Small Business Issues
- Participated in the successful appeal of a Small Business Administration Area Office size determination, arguing that the Area Office improperly analyzed the “3-in-2” rule where the 8(a) mentor-protégé joint venture in question was not involved in the questioned procurement and was not generally affiliated.
- Successfully represented client after the Small Business Administration (“SBA”) proposed to decertify their HUBZone status. The SBA had challenged the client’s qualifications to be a HUBZone certified entity on numerous issues, including ownership and control requirements, the size requirement and the residency requirements of the program.
- In response to a protest where the SBA declared our client ineligible as an SDVOSB, effectively worked with client to properly amend corporate documents to satisfy the ownership and control provisions of the SDVOSB regulations. Upon re-examination, the client was found to qualify for participation in the program.
- Successfully represented client in responding to allegations of contract fraud by assisting in responding to grand jury subpoena issued by the Federal Bureau of Investigation, Internal Revenue Service’s Criminal Investigation Section and the United States Attorney’s Office. Through meetings with federal prosecutors and investigators, we were able to resolve the case with no fines or charges against the client.
- After assisting client with responding to a subpoena for documents and participating in interviews with government counsel and investigators, convinced Department of Justice to not intervene in whistleblower case alleging client had falsely represented itself as a small business for the purpose of procuring government contracts set aside for small businesses.

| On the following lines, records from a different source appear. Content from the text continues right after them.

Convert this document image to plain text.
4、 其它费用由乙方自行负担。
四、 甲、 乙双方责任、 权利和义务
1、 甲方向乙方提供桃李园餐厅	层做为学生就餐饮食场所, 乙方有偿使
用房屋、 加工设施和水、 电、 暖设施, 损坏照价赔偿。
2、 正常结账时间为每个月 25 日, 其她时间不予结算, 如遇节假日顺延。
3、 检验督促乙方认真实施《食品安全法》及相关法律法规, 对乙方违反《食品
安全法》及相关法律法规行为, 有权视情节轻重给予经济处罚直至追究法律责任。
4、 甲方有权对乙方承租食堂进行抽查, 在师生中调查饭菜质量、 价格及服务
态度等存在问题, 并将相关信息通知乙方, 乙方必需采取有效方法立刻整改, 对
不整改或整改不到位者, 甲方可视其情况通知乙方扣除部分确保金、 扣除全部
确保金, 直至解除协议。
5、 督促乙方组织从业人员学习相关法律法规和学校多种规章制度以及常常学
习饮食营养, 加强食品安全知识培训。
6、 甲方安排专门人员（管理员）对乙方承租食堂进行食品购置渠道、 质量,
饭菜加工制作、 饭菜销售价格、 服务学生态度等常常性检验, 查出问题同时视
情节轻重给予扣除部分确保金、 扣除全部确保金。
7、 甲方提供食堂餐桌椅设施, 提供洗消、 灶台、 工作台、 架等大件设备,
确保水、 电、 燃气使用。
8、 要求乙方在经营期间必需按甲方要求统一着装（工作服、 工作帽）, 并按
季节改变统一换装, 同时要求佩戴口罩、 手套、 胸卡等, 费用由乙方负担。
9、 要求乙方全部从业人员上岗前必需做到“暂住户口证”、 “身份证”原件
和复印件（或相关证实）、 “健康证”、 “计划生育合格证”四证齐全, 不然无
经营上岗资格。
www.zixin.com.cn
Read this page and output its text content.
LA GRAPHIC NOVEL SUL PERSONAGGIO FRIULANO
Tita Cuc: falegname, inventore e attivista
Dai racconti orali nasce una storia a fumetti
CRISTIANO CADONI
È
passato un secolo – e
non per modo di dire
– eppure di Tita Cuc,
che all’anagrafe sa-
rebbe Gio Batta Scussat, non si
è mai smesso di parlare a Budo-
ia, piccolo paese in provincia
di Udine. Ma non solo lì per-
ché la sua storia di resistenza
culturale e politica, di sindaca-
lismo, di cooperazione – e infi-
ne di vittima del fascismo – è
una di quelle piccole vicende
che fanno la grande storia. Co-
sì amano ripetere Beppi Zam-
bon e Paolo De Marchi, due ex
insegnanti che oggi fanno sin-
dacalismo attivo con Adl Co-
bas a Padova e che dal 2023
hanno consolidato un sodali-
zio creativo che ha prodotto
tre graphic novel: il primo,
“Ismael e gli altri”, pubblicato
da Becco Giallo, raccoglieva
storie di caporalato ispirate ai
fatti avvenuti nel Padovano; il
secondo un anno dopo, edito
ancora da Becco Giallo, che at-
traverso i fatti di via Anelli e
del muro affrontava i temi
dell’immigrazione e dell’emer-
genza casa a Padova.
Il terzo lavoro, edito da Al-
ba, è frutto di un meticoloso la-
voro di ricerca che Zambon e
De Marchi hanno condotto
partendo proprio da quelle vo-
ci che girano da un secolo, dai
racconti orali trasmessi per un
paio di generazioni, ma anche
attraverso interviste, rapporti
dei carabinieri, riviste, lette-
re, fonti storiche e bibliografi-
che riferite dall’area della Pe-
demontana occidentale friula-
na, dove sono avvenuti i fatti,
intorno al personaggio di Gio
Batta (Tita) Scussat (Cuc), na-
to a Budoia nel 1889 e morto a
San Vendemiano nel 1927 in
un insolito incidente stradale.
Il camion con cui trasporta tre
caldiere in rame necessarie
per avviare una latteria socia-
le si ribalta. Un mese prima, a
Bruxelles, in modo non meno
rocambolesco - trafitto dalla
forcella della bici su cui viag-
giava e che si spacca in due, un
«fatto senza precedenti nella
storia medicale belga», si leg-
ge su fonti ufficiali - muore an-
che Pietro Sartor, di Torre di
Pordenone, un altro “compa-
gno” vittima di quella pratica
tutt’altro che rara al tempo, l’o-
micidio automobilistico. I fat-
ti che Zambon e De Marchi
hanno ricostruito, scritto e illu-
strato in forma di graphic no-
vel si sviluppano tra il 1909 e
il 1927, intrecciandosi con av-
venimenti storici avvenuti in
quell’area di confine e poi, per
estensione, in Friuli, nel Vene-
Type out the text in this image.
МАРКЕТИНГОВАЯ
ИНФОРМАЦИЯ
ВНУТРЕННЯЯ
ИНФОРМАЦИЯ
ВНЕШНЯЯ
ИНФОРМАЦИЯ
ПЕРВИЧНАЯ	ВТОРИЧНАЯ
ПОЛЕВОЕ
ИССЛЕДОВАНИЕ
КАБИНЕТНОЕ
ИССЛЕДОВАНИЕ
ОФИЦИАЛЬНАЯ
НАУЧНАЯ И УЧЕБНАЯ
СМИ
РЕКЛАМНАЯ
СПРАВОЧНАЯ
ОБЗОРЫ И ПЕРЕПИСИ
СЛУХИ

- Represented client in responding to Defense Criminal Investigative Services and Department of Justice investigation regarding fees charged on a government contract and successfully convinced the government that the client had not engaged in any wrongdoing. Department of Justice dropped the case without assessing any fines or penalties.
- Represented client in responding to Defense Criminal Investigative Services, NASA OIG and Department of Justice investigation regarding various issues related to performance of a SBIR contract. Successfully convinced the government that the client had not engaged in any wrongdoing and the matter was dismissed.
- Represented a first tier subcontractor in a AAA arbitration brought by one of its subcontractors, seeking $1.4 million in damages. Prime contractor, a service-disabled veteran owned small business, was awarded a renovation project at a VA facility. The project had been terminated due to the release of asbestos by the second tier subcontractor; nevertheless, the second tier subcontractor sought to recover termination for convenience costs. The prime had gone out of business without paying our client. Arbitration resulted in the second tier subcontractor being awarded the costs of one change order, in an amount less than 10% of the original demand and no attorney fees.
- Represented an International non-profit organization in AAA arbitration brought by a subcontractor seeking to recover additional indirect costs attributed by the Claimant to USAID’s issuance of final Negotiated Indirect Cost Rate Agreements (“NICRA”) for the years of performance. Received summary judgment from the Arbitrator finding that the subcontract did not provide for post-hoc payment of additional indirect costs, regardless of what or when NICRAs were determined, and that the statute of limitations had lapsed.
- Successfully negotiated a change to the terms of a solicitation for overseas education services after filing an agency pre-award protest challenging the solicitation as ambiguous and unduly restrictive.